Solenne membawa semua perlengkapan untuk memeriksa keadaan Anelle, "Nyonya apakah anda baik-baik saja?"
Anelle mengangguk pelan, tangannya terasa dingin, mata memerah menahan tangis. Ketakutan luar biasa menghantui pikirannya, bagaimana tidak, pekerjaan putra kesayangan ternyata sangat mengancam keselamatan sang putra.
Cekreeek,
Mereka memasuki kamar yang berada dilantai dua sesuai arahan pihak rumah sakit atas izin Herald Tribune sang Jenderal kesatuan angkatan udara di Prancis.
Solenne membantu Anelle, memberi satu botol air mineral kemasan, untuk menenangkan pikiran wanita paruh baya itu, "silahkan Nyonya."
Pierre menutup gorden jendela kamar yang terbuka lebar.
"Pi, kenapa ditutup. Kita saat ini berada di selatan gedung perkantoran. Sementara kejadian tadi datang dari arah Barat!" Thustan menjelaskan kepada Pierre.
Pierre mengangguk, "aku tidak ingin kondisi semakin mengancam. Aku khawatir dengan keselamatanmu, nak."
Thustan mengangguk, dia masih mengusap punggung Anelle dalam rangkulannya, "Mami tenang saja. Semua akan baik baik saja."
Anelle memeluk tubuh putranya sangat erat, "Mami sangat ketakutan. Apakah mereka sering melakukan hal sepeti ini padamu, apa yang mereka cari?"
Thustan melepas pelukan, melihat wajah wanita yang selalu menyayangi dirinya selaku putra satu satunya, "Mami tenang, besok aku sudah boleh pulang. Kita akan selalu bersama sama. Mereka hanya mencari sesuatu dariku, tenanglah."
Anelle kembali memeluk Thustan, mendekap erat penuh kasih sayang. Lebih dua minggu dia melihat putranya harus berjuang melewati masa kritis. Kini harus mengalami penyerangan sekutu. Perlahan mata Anelle tertuju pada Solenne yang masih duduk disampingnya.
"Hmm, apakah kamu baik baik saja?" Anelle menatap lekat Solenne.
Solenne mengangguk, menundukkan kepalanya tanpa mau menatap kearah Anelle.
"Syukurlah. Oya, kenapa kamu menangis tadi?" Anelle menanyakan dihadapan Thustan.
Sheeeer,
Seketika darah Solenne mendesir hebat, mengingat perlakuan kasar putranya, "tidak apa apa Nyonya, saya hanya sedikit kurang enak badan," dia bergegas meninggalkan ruangan, tapi prajurit militer Prancis itu menahan lengannya.

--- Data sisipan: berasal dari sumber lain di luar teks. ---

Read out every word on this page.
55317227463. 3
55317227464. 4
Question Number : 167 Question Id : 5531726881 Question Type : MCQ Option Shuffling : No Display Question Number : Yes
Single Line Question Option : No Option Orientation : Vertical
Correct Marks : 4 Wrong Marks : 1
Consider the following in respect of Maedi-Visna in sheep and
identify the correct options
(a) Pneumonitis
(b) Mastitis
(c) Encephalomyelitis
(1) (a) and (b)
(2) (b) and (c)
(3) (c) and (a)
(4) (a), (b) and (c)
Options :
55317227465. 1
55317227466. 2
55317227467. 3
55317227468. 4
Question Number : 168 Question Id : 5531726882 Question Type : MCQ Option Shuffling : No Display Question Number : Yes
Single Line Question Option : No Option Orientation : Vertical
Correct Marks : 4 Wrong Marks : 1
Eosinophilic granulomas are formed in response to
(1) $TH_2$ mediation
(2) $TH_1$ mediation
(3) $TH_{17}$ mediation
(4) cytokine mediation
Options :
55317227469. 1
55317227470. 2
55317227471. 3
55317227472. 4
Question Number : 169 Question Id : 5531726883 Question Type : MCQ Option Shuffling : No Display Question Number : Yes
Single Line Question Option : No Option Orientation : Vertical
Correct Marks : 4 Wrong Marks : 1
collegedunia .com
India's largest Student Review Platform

"Tetap disini, karena kita masih terancam. Ini perintah!" Thustan melepaskan genggamannya.
Solenne kembali menunduk, bibirnya terasa terkunci, tidak ingin melawan ataupun menjawab pria yang tega menyakitinya.
***
Diarah barat Negara Prancis, Bordeaux masih berkembang pesat hingga saat ini. Nama kerajaan yang berganti menjadi kota yang mulia eponymous dengan pemeliharaan anggur dalam kekuasaan Siclandus keturunan XXV Masson pada abad ke 18. Pria dingin dan kaku namun memiliki perasaan kasih terhadap wanita keturunan mereka. Kini semua mata tertuju kepadanya karena kehilangan putri ke-dua kerajaan.
"Dimana Solenne!" teriak Siclandus pada para pengawal pribadinya.

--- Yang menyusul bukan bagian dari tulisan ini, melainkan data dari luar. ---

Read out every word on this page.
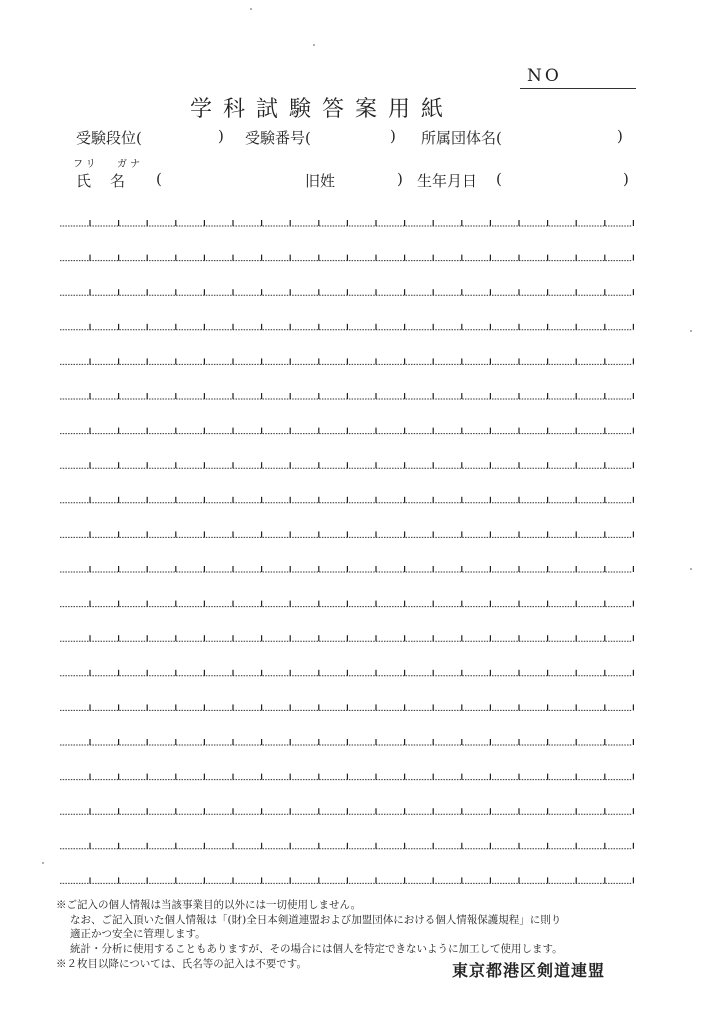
NO
学科試験答案用紙
受験段位(	) 受験番号(	) 所属団体名(	)
フリ ガナ
氏　名 (	旧姓	) 生年月日 (	)
※ご記入の個人情報は当該事業目的以外には一切使用しません。
なお、ご記入頂いた個人情報は「(財)全日本剣道連盟および加盟団体における個人情報保護規程」に則り
適正かつ安全に管理します。
統計・分析に使用することもありますが、その場合には個人を特定できないように加工して使用します。
※２枚目以降については、氏名等の記入は不要です。	東京都港区剣道連盟
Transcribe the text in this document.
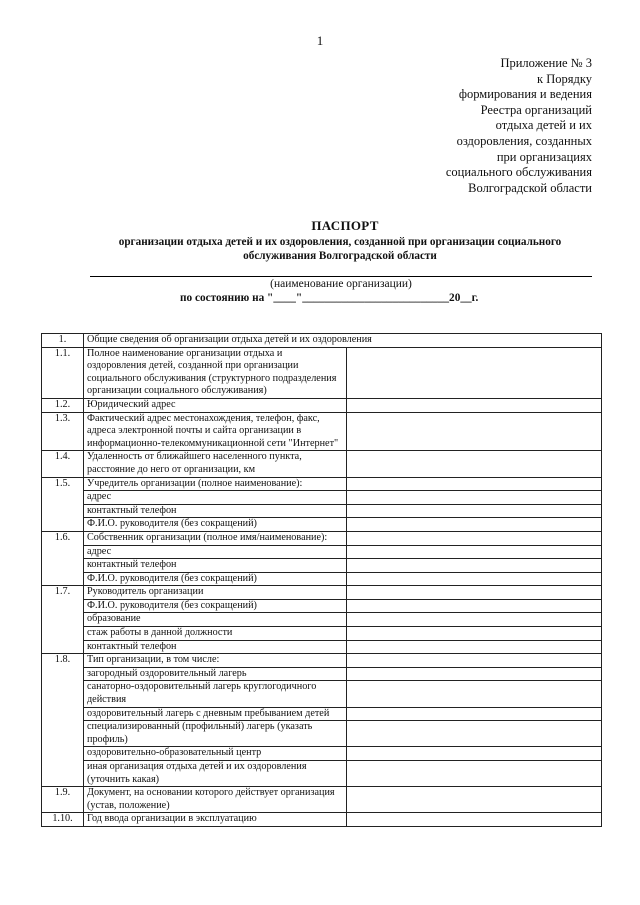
1
Приложение № 3
к Порядку
формирования и ведения
Реестра организаций
отдыха детей и их
оздоровления, созданных
при организациях
социального обслуживания
Волгоградской области
ПАСПОРТ
организации отдыха детей и их оздоровления, созданной при организации социального обслуживания Волгоградской области
(наименование организации)
по состоянию на "____"__________________________20__г.
1.	Общие сведения об организации отдыха детей и их оздоровления	
1.1.	Полное наименование организации отдыха и оздоровления детей, созданной при организации социального обслуживания (структурного подразделения организации социального обслуживания)	
1.2.	Юридический адрес	
1.3.	Фактический адрес местонахождения, телефон, факс, адреса электронной почты и сайта организации в информационно-телекоммуникационной сети "Интернет"	
1.4.	Удаленность от ближайшего населенного пункта, расстояние до него от организации, км	
1.5.	Учредитель организации (полное наименование):	
	адрес	
	контактный телефон	
	Ф.И.О. руководителя (без сокращений)	
1.6.	Собственник организации (полное имя/наименование):	
	адрес	
	контактный телефон	
	Ф.И.О. руководителя (без сокращений)	
1.7.	Руководитель организации	
	Ф.И.О. руководителя (без сокращений)	
	образование	
	стаж работы в данной должности	
	контактный телефон	
1.8.	Тип организации, в том числе:	
	загородный оздоровительный лагерь	
	санаторно-оздоровительный лагерь круглогодичного действия	
	оздоровительный лагерь с дневным пребыванием детей	
	специализированный (профильный) лагерь (указать профиль)	
	оздоровительно-образовательный центр	
	иная организация отдыха детей и их оздоровления (уточнить какая)	
1.9.	Документ, на основании которого действует организация (устав, положение)	
1.10.	Год ввода организации в эксплуатацию	
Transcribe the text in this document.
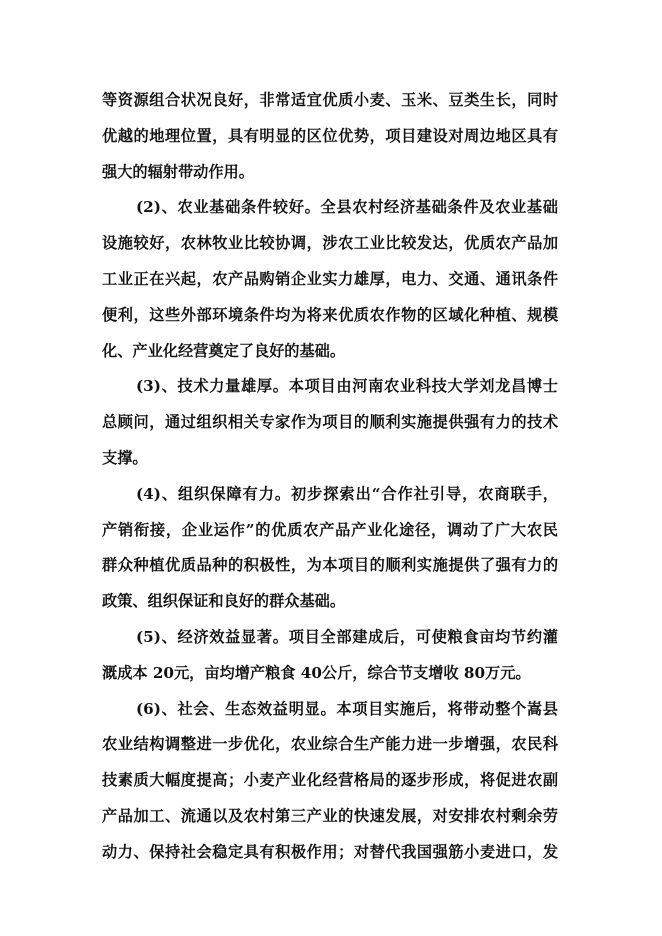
等资源组合状况良好，非常适宜优质小麦、玉米、豆类生长，同时
优越的地理位置，具有明显的区位优势，项目建设对周边地区具有
强大的辐射带动作用。
(2)、农业基础条件较好。全县农村经济基础条件及农业基础
设施较好，农林牧业比较协调，涉农工业比较发达，优质农产品加
工业正在兴起，农产品购销企业实力雄厚，电力、交通、通讯条件
便利，这些外部环境条件均为将来优质农作物的区域化种植、规模
化、产业化经营奠定了良好的基础。
(3)、技术力量雄厚。本项目由河南农业科技大学刘龙昌博士
总顾问，通过组织相关专家作为项目的顺利实施提供强有力的技术
支撑。
(4)、组织保障有力。初步探索出“合作社引导，农商联手，
产销衔接，企业运作”的优质农产品产业化途径，调动了广大农民
群众种植优质品种的积极性，为本项目的顺利实施提供了强有力的
政策、组织保证和良好的群众基础。
(5)、经济效益显著。项目全部建成后，可使粮食亩均节约灌
溉成本 20元，亩均增产粮食 40公斤，综合节支增收 80万元。
(6)、社会、生态效益明显。本项目实施后，将带动整个嵩县
农业结构调整进一步优化，农业综合生产能力进一步增强，农民科
技素质大幅度提高；小麦产业化经营格局的逐步形成，将促进农副
产品加工、流通以及农村第三产业的快速发展，对安排农村剩余劳
动力、保持社会稳定具有积极作用；对替代我国强筋小麦进口，发
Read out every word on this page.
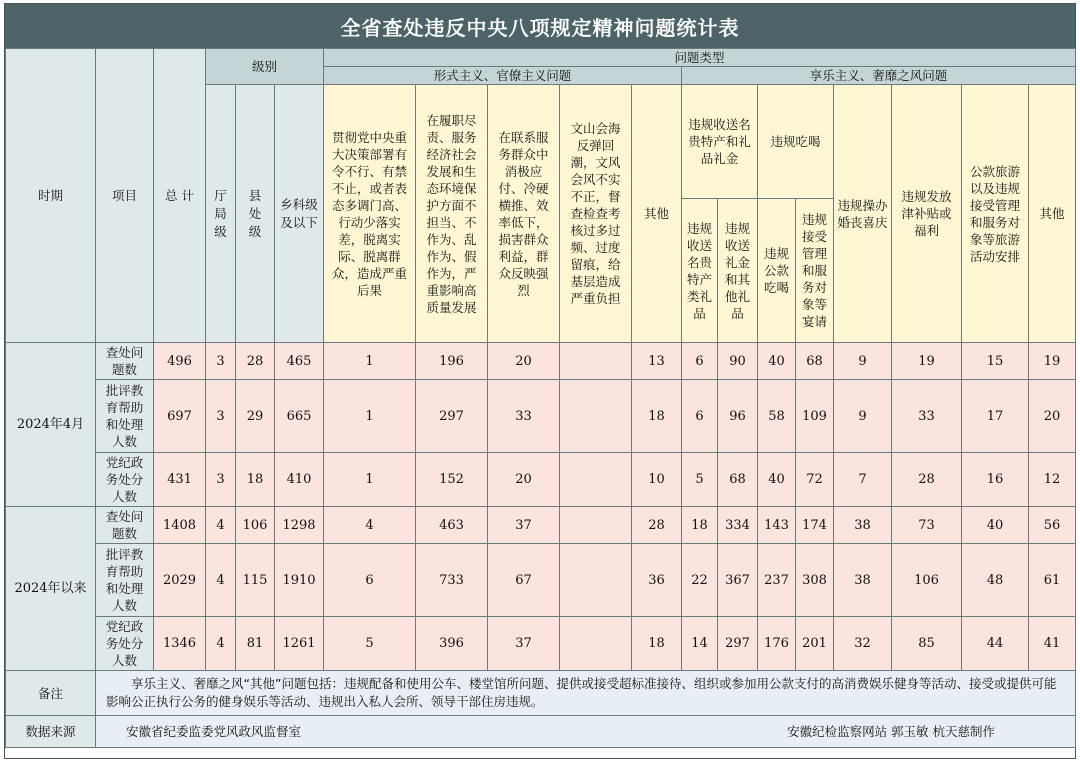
全省查处违反中央八项规定精神问题统计表
时期	项目	总 计	级别			问题类型												
						形式主义、官僚主义问题					享乐主义、奢靡之风问题							

			厅局级	县处级	乡科级及以下	贯彻党中央重大决策部署有令不行、有禁不止，或者表态多调门高、行动少落实差，脱离实际、脱离群众，造成严重后果	在履职尽责、服务经济社会发展和生态环境保护方面不担当、不作为、乱作为、假作为，严重影响高质量发展	在联系服务群众中消极应付、冷硬横推、效率低下，损害群众利益，群众反映强烈	文山会海反弹回潮，文风会风不实不正，督查检查考核过多过频、过度留痕，给基层造成严重负担	其他	违规收送名贵特产和礼品礼金		违规吃喝		违规操办婚丧喜庆	违规发放津补贴或福利	公款旅游以及违规接受管理和服务对象等旅游活动安排	其他

											违规收送名贵特产类礼品	违规收送礼金和其他礼品	违规公款吃喝	违规接受管理和服务对象等宴请				

2024年4月	查处问题数	496	3	28	465	1	196	20		13	6	90	40	68	9	19	15	19

	批评教育帮助和处理人数	697	3	29	665	1	297	33		18	6	96	58	109	9	33	17	20

	党纪政务处分人数	431	3	18	410	1	152	20		10	5	68	40	72	7	28	16	12
2024年以来	查处问题数	1408	4	106	1298	4	463	37		28	18	334	143	174	38	73	40	56

	批评教育帮助和处理人数	2029	4	115	1910	6	733	67		36	22	367	237	308	38	106	48	61

	党纪政务处分人数	1346	4	81	1261	5	396	37		18	14	297	176	201	32	85	44	41
备注	享乐主义、奢靡之风“其他”问题包括：违规配备和使用公车、楼堂馆所问题、提供或接受超标准接待、组织或参加用公款支付的高消费娱乐健身等活动、接受或提供可能影响公正执行公务的健身娱乐等活动、违规出入私人会所、领导干部住房违规。																	
数据来源	安徽省纪委监委党风政风监督室 安徽纪检监察网站 郭玉敏 杭天慈制作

Semua pengawal hanya menunduk, tidak mampu berucap, karena perasaan takut menyelimuti pikiran mereka, "kami sudah mencari putri ke-dua, Tuan. Tapi hingga saat ini, kami tidak menemukannya."
Siclandus menarik nafas panjang, memijat pelipisnya, menatap kearah Luisa sang istri pangeran yang selalu setia menemaninya hingga 27 tahun pernikahan mereka, "apakah Gabriel sudah memberi kabar padamu, sayang?"
Luisa hanya tersenyum tipis, dia berlalu meninggalkan Siclandus sang suami yang memiliki ego sangat tinggi.
"Luisa, Luisa!" Siclandus mendengus kesal, karena istrinya enggan berbicara semenjak kepergian Solenne meninggalkan istana.
Luisa berlari menuju kamar pribadinya, tapi Siclandus mengejar dan menarik tangannya.
"Ada apa denganmu, apakah Gabriel sudah menemukan Solenne, sayang?" Siclandus kembali melunak memohon pada istrinya.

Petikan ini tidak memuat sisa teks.